The importance of indoor air quality in commercial buildings

Indoor air quality is the quality of air inside buildings determined by humidity, temperature, and concentration of pollutants. It is measured by the concentration of carbon dioxide (CO2), nitrogen dioxide (NO2), ozone (O3), particulate matter, and various other volatile organic compounds.

Why is indoor air quality important?

Most people spend 90% of their time indoors so a building’s indoor air quality can be more predictive of a person’s health than the air outdoors. Also, the quality of the air indoors is more likely to be lower than outdoor air when the buildings are not well-ventilated. Moreover, the weather proofing of buildings tends to reduce the circulation of outdoor air which in turn exposes people to harmful consequences.

Poor air quality can lead to sick building syndrome which is a situation where the well-being of people in the buildings is threatened. The people inside the buildings experience acute affects such as headaches, fatigue, irritation in the eyes, throat, nose, and lungs.

Indoor air quality is also associated with certain diseases such as asthma. It helps spread communicable diseases such as flu, influenza, and tuberculosis.  In addition to this, exposure to indoor air contaminants such as benzene, radon, and asbestos can lead to cancer in the long run.

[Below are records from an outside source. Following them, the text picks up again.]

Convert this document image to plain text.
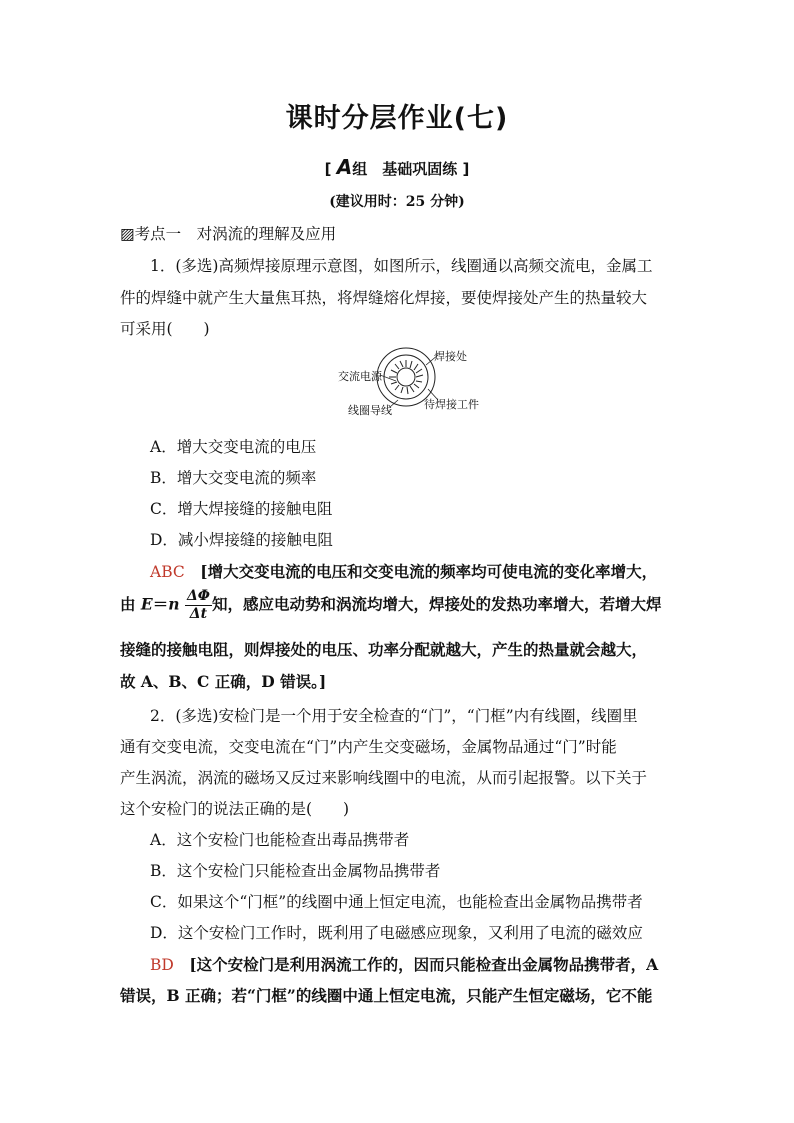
课时分层作业(七)
[ A组　基础巩固练 ]
(建议用时：25 分钟)
▨考点一　对涡流的理解及应用
1．(多选)高频焊接原理示意图，如图所示，线圈通以高频交流电，金属工
件的焊缝中就产生大量焦耳热，将焊缝熔化焊接，要使焊接处产生的热量较大
可采用(　　)
焊接处
交流电源
待焊接工件
线圈导线
A．增大交变电流的电压
B．增大交变电流的频率
C．增大焊接缝的接触电阻
D．减小焊接缝的接触电阻
ABC　[增大交变电流的电压和交变电流的频率均可使电流的变化率增大，
由 $E=n \frac{\Delta\Phi}{\Delta t}$ 知，感应电动势和涡流均增大，焊接处的发热功率增大，若增大焊
接缝的接触电阻，则焊接处的电压、功率分配就越大，产生的热量就会越大，
故 A、B、C 正确，D 错误。]
2．(多选)安检门是一个用于安全检查的“门”，“门框”内有线圈，线圈里
通有交变电流，交变电流在“门”内产生交变磁场，金属物品通过“门”时能
产生涡流，涡流的磁场又反过来影响线圈中的电流，从而引起报警。以下关于
这个安检门的说法正确的是(　　)
A．这个安检门也能检查出毒品携带者
B．这个安检门只能检查出金属物品携带者
C．如果这个“门框”的线圈中通上恒定电流，也能检查出金属物品携带者
D．这个安检门工作时，既利用了电磁感应现象，又利用了电流的磁效应
BD　[这个安检门是利用涡流工作的，因而只能检查出金属物品携带者，A
错误，B 正确；若“门框”的线圈中通上恒定电流，只能产生恒定磁场，它不能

The performance of the people in commercial buildings is also negatively affected by poor indoor air quality. It leads to high absenteeism, low morale of workers and an average decrease of 8% in worker productivity. According to research from Ontario Wealth Management Corporation, it has been estimated that poor air quality costs the United States around 17-26 billion dollars per year.

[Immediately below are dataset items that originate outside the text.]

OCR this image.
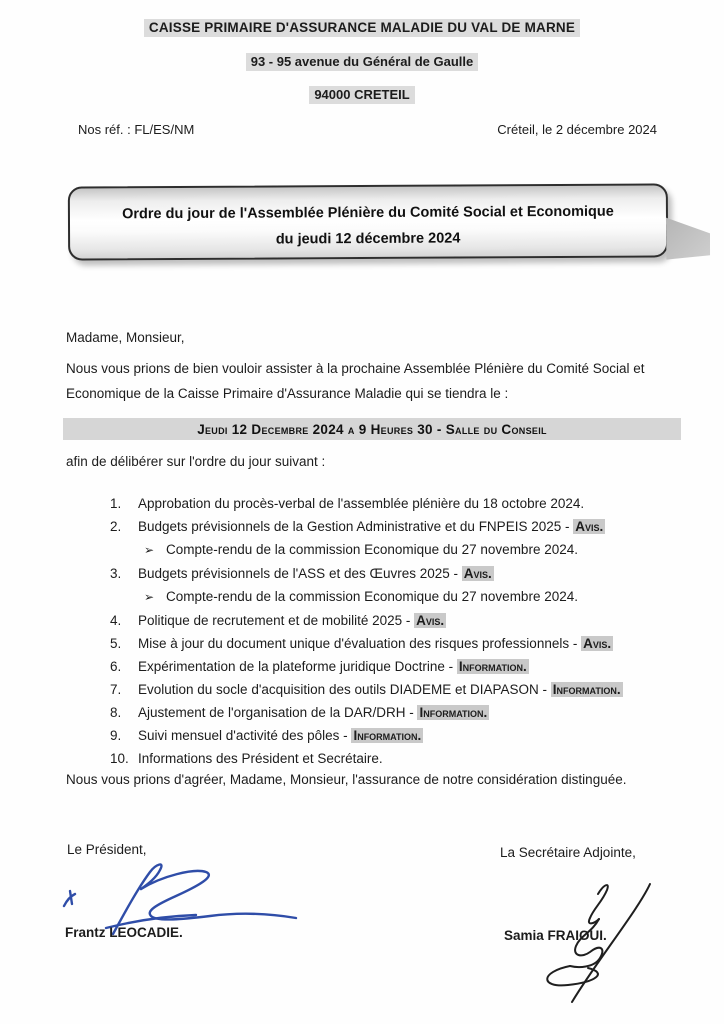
CAISSE PRIMAIRE D'ASSURANCE MALADIE DU VAL DE MARNE
93 - 95 avenue du Général de Gaulle
94000 CRETEIL
Nos réf. : FL/ES/NM	Créteil, le 2 décembre 2024
Ordre du jour de l'Assemblée Plénière du Comité Social et Economique
du jeudi 12 décembre 2024
Madame, Monsieur,

Nous vous prions de bien vouloir assister à la prochaine Assemblée Plénière du Comité Social et Economique de la Caisse Primaire d'Assurance Maladie qui se tiendra le :

Jeudi 12 Decembre 2024 a 9 Heures 30 - Salle du Conseil
afin de délibérer sur l'ordre du jour suivant :
1. Approbation du procès-verbal de l'assemblée plénière du 18 octobre 2024.
2. Budgets prévisionnels de la Gestion Administrative et du FNPEIS 2025 - Avis.
➢ Compte-rendu de la commission Economique du 27 novembre 2024.
3. Budgets prévisionnels de l'ASS et des Œuvres 2025 - Avis.
➢ Compte-rendu de la commission Economique du 27 novembre 2024.
4. Politique de recrutement et de mobilité 2025 - Avis.
5. Mise à jour du document unique d'évaluation des risques professionnels - Avis.
6. Expérimentation de la plateforme juridique Doctrine - Information.
7. Evolution du socle d'acquisition des outils DIADEME et DIAPASON - Information.
8. Ajustement de l'organisation de la DAR/DRH - Information.
9. Suivi mensuel d'activité des pôles - Information.
10. Informations des Président et Secrétaire.

Nous vous prions d'agréer, Madame, Monsieur, l'assurance de notre considération distinguée.

Le Président,	La Secrétaire Adjointe,
Frantz LEOCADIE.	Samia FRAIOUI.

Benefits of keeping indoor air quality high in commercial buildings

Keeping the quality of air high in commercial buildings can make workplaces comfortable and reduce the risk as well as costs of illness or health deterioration. A quantitative study undertaken by Bill Fisk and his colleagues at Lawrence Berkeley National Laboratory depicts that by keeping indoor air quality high in commercial buildings, there can be millions of dollars’ worth of annual healthcare savings which will ultimately not only benefit people working in commercial buildings but also those employees who cover their employees’ health care costs. The study highlights that by improving indoor air quality, there can be an estimated $6 billion to $14 billion annual healthcare savings due to a reduction in respiratory diseases, an estimated $1 to $4 billion annual healthcare savings due to a reduction in allergies and asthma attacks, and an estimated $10 to $30 billion annual savings due to reduction in healthcare costs pertaining to sick building syndromes.

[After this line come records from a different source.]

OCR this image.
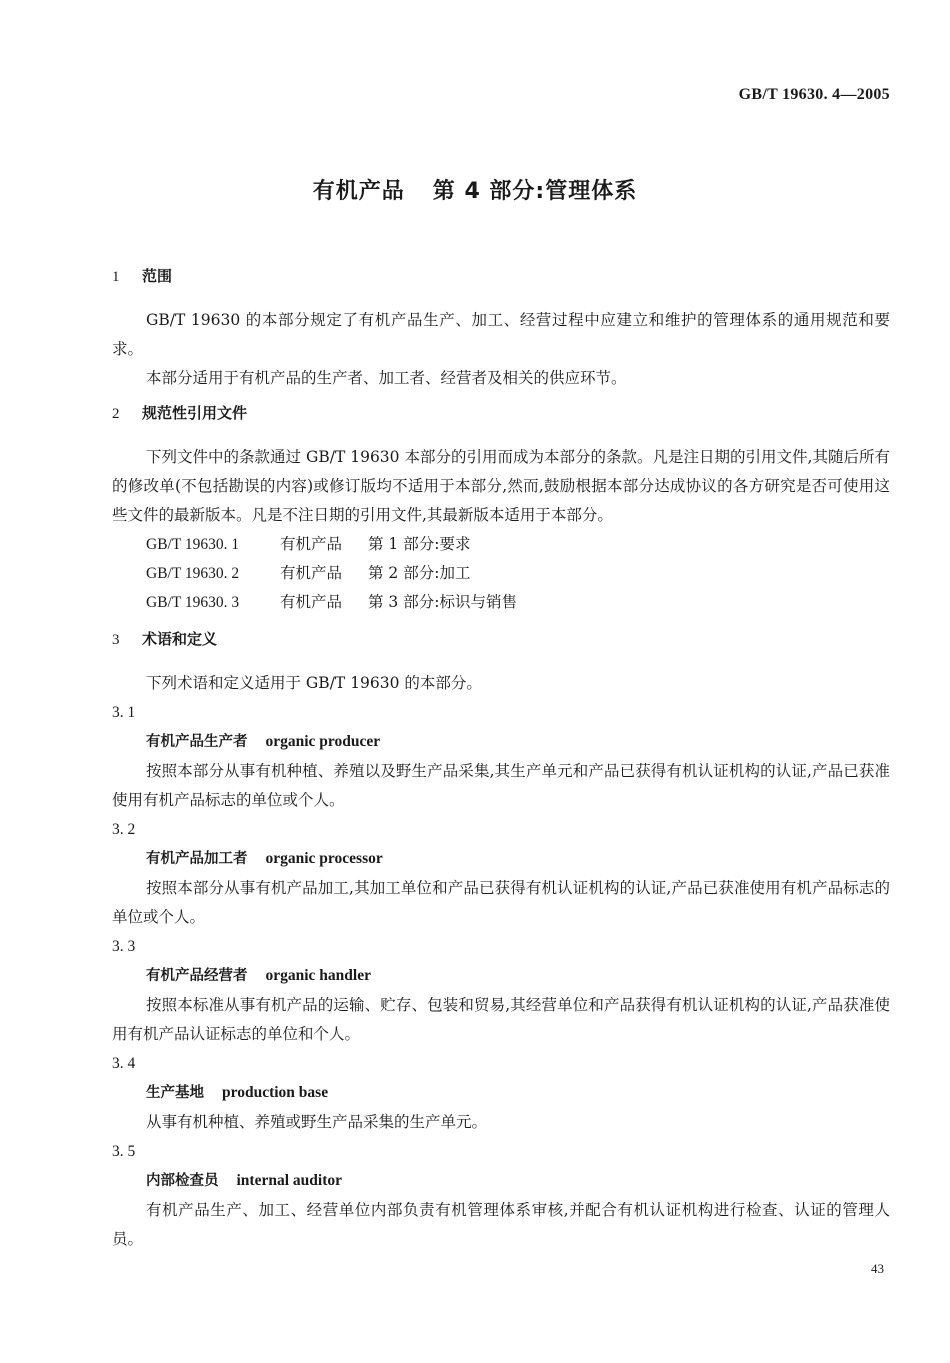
GB/T 19630. 4—2005
有机产品 第 4 部分:管理体系
1 范围

GB/T 19630 的本部分规定了有机产品生产、加工、经营过程中应建立和维护的管理体系的通用规范和要求。

本部分适用于有机产品的生产者、加工者、经营者及相关的供应环节。

2 规范性引用文件

下列文件中的条款通过 GB/T 19630 本部分的引用而成为本部分的条款。凡是注日期的引用文件,其随后所有的修改单(不包括勘误的内容)或修订版均不适用于本部分,然而,鼓励根据本部分达成协议的各方研究是否可使用这些文件的最新版本。凡是不注日期的引用文件,其最新版本适用于本部分。

GB/T 19630. 1	有机产品 第 1 部分:要求

GB/T 19630. 2	有机产品 第 2 部分:加工

GB/T 19630. 3	有机产品 第 3 部分:标识与销售

3 术语和定义

下列术语和定义适用于 GB/T 19630 的本部分。

3. 1

有机产品生产者 organic producer

按照本部分从事有机种植、养殖以及野生产品采集,其生产单元和产品已获得有机认证机构的认证,产品已获准使用有机产品标志的单位或个人。

3. 2

有机产品加工者 organic processor

按照本部分从事有机产品加工,其加工单位和产品已获得有机认证机构的认证,产品已获准使用有机产品标志的单位或个人。

3. 3

有机产品经营者 organic handler

按照本标准从事有机产品的运输、贮存、包装和贸易,其经营单位和产品获得有机认证机构的认证,产品获准使用有机产品认证标志的单位和个人。

3. 4

生产基地 production base

从事有机种植、养殖或野生产品采集的生产单元。

3. 5

内部检查员 internal auditor

有机产品生产、加工、经营单位内部负责有机管理体系审核,并配合有机认证机构进行检查、认证的管理人员。

43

High indoor air quality also improves the performance of workers. A study conducted by the Harvard Business Review found that improving the quality of air inside commercial buildings can improve the cognitive ability of building occupants which in turn allows them to make better decisions. In addition to this, a study conducted by West Bend Mutual Insurance Company depicted that by ensuring the high quality of indoor air a company can increase employee’s productivity by 8-10% on average and in turn benefit from productivity gains of $176 per square meter annually. This is reflective of the fact that people working in good quality indoor air will be healthier and energetic.